Con intelligenza artificiale intendiamo descrivere ogni comportamento, attuato da una macchina, che possa in qualche modo rispecchiare una capacità di ragionamento umano.

L’esempio più banale ai giorni nostri è Chat GPT (il sistema IA di OpenAI), che elabora le richieste degli utenti con un vero e proprio ragionamento artificiale.

 

L’IA può essere un grande alleato:

  • Nel campo della domotica troviamo addirittura dei termostati intelligenti, in grado di regolare la temperatura in casa, dopo aver memorizzato le abitudini dell’utente. Possiamo sennò pensare a dei sistemi più semplici, già entrati in numerose delle nostre case. Gli assistenti intelligenti, infatti, ci aiutano da anni con alcune semplici mansioni in giro per la casa.

 

  • Per quanto riguarda gli assistenti online, invece, ne abbiamo a non finire. A partire da quello che abbiamo citato prima, ovvero ChatGPT, per poi andare ad evolversi verso tutti gli altri assistenti di chatbot presenti su internet, disponibili ad aiutarci in innumerevoli ambiti, per esempio l’organizzazione degli impegni, o la traduzione automatica.

 

  • L’IA è fondamentale anche nel campo della cyber security. È infatti utilissima per individuare attacchi informatici, in quanto, imparano dal continuo flusso di dati, riconoscono eventuali tendenze, e ricostruiscono come sono avvenuti gli attacchi precedenti. 

 

Insomma, tutti i sistemi di intelligenza artificiale sono impostati per apprendere col tempo, basandosi sui vari input e sugli errori commessi, un po’ come un cervello umano.

 

L’intelligenza artificiale non ha solo lati positivi, tuttavia. Infatti nel corso degli anni, con il suo continuo sviluppo stanno venendo a galla tutta una serie di problemi. Alcune problematiche sono per esempio legate alla privacy degli utenti, altre invece al diritto d’autore.

Insomma, è sempre più evidente quanto sia importante regolamentare questo nuovo strumento.
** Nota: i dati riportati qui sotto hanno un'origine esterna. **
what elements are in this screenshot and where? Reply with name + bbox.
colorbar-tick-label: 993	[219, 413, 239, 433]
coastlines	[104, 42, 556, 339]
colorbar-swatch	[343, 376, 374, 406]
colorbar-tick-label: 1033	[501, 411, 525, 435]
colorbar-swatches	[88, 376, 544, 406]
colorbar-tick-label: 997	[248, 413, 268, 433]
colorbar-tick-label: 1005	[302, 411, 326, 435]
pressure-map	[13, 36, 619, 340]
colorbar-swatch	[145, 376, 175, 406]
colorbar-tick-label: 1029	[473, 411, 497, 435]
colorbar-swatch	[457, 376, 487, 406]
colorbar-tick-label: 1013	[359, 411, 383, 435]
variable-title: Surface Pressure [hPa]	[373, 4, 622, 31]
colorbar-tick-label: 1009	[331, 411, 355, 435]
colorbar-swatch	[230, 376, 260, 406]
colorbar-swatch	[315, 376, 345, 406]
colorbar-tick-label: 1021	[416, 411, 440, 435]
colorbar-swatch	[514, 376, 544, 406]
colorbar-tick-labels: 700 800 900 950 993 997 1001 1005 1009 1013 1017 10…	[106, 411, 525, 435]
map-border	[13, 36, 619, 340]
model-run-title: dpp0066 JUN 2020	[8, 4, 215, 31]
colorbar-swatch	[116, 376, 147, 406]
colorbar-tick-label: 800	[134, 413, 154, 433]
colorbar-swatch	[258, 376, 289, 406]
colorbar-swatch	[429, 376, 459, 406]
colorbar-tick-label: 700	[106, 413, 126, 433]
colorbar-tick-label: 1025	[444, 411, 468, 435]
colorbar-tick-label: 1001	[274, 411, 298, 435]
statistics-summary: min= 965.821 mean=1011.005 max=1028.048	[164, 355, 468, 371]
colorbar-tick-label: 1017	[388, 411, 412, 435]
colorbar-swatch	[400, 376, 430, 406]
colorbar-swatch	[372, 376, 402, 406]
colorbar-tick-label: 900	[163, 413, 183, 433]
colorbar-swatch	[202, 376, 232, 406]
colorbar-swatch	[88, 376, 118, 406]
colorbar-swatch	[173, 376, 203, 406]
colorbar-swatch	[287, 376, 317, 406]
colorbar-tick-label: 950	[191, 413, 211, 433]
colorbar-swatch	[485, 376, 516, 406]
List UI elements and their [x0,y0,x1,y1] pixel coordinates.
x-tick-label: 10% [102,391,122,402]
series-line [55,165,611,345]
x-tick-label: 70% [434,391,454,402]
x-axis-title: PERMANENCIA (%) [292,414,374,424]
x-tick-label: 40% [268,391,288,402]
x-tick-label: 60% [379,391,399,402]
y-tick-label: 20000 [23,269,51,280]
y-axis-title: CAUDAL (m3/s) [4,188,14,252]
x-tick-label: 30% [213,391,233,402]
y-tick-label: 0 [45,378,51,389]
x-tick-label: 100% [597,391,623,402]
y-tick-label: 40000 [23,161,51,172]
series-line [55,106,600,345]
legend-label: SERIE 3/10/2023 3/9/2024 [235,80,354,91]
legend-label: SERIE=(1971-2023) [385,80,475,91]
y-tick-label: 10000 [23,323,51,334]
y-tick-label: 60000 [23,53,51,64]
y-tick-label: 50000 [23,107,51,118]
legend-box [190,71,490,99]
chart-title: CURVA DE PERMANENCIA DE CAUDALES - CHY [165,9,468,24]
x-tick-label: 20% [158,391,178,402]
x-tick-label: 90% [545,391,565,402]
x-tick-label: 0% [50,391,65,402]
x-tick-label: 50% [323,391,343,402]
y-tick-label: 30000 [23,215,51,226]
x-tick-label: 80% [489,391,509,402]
ia, come l'UE affronta e regola questa tecnologia.
Frecce UVOTER: parte il bando

Che cosa fa l’UE a riguardo all’intelligenza artificiale?

 

L’Unione Europea non rimane indifferente riguardante l’IA. Il Parlamento comprende quanto questo strumento sia tanto utile, quanto pericoloso, ed è per questo che il 13 marzo 2024 ha approvato l’attesissimo “AI Act”. L’IA Act è un pacchetto di normative finalizzate a rendere più sicuro e regolamentato l’uso dell’intelligenza artificiale in tutti i suoi ambiti. I vari sistemi di IA sono stati divisi in base al rischio che secondo l’UE causano agli utenti.

I livelli di rischio:

  • Rischio inaccettabile (vietate): rientrano in questa fascia tutti quei sistemi che ledono ai diritti fondamentali dei cittadini (per esempio quello alla privacy). Tra questi troviamo i sistemi di categorizzazione biometrica. Anche l’estrapolazione indiscriminata di immagini facciali da internet, o dalle registrazioni dei sistemi di telecamere a circuito chiuso, per creare banche dati di riconoscimento facciale. Oltre a questi, l’UE ha anche deciso di vietare i sistemi per l’identificazione delle emozioni in campo scolastico o lavorativo (utilizzati per monitorare la performance di studenti e dipendenti). Saranno poi proibite le pratiche di polizia predittiva (basate sulla profilazione del singolo individuo). Con loro saranno proibiti anche tutti i sistemi di manipolazione del comportamento umano. Uniche eccezioni a questi divieti saranno le forze dell’ordine, che potranno fare uso dell’identificazione in tempo reale, previa richiesta specifica, e una volta verificata la necessità di tale strumento.

 

  • Alto rischio: qua rientrano tutti quei sistemi che potrebbero ledere in qualche modo ai diritti dei cittadini, e che vanno quindi regolamentati affinchè siano al più possibile sicuri. Rientrano in questa categoria gli usi legati all’istruzione e formazione professionale, all’occupazione, ai servizi pubblici e privati di base. Passiamo poi anche ad alcuni sistemi di contrasto, di migrazione e gestione delle frontiere, e ai sistemi di giustizia e processi democratici (come i sistemi usati per influenzare le elezioni). Per tutti questi sistemi vige tassativamente l’obbligo di valutare ed eliminare i rischi, mantenere una registrazione fedele dei dati, essere sempre trasparenti e mantenere una sorveglianza umana. I cittadini avranno inoltre diritto a presentare reclami, e a ricevere spiegazioni riguardanti questi programmi di IA.

 

  • Rischio inferiore: in questa categoria sono compresi tutti gli altri sistemi di IA. Ci saranno comunque delle regolamentazioni a riguardo, ovviamente. Tutti i sistemi di Intelligenza Artificiale dovranno infatti rispettare i requisiti e le norme Europee, e avranno tutte l’obbligo di trasparenza. L’obbligo di trasparenza si applica a maggior ragione sui contenuti multimediali ritoccati o creati dall’IA, che dovranno essere espressamente etichettati come tali.
intelligenza artificiale regolamentata nell'UE.

Le blockchain

Man mano che la tecnologia si evolve e impara da se stessa, gli studiosi hanno trovato un altro modo per rendere la sicurezza informatica ancora più efficiente. 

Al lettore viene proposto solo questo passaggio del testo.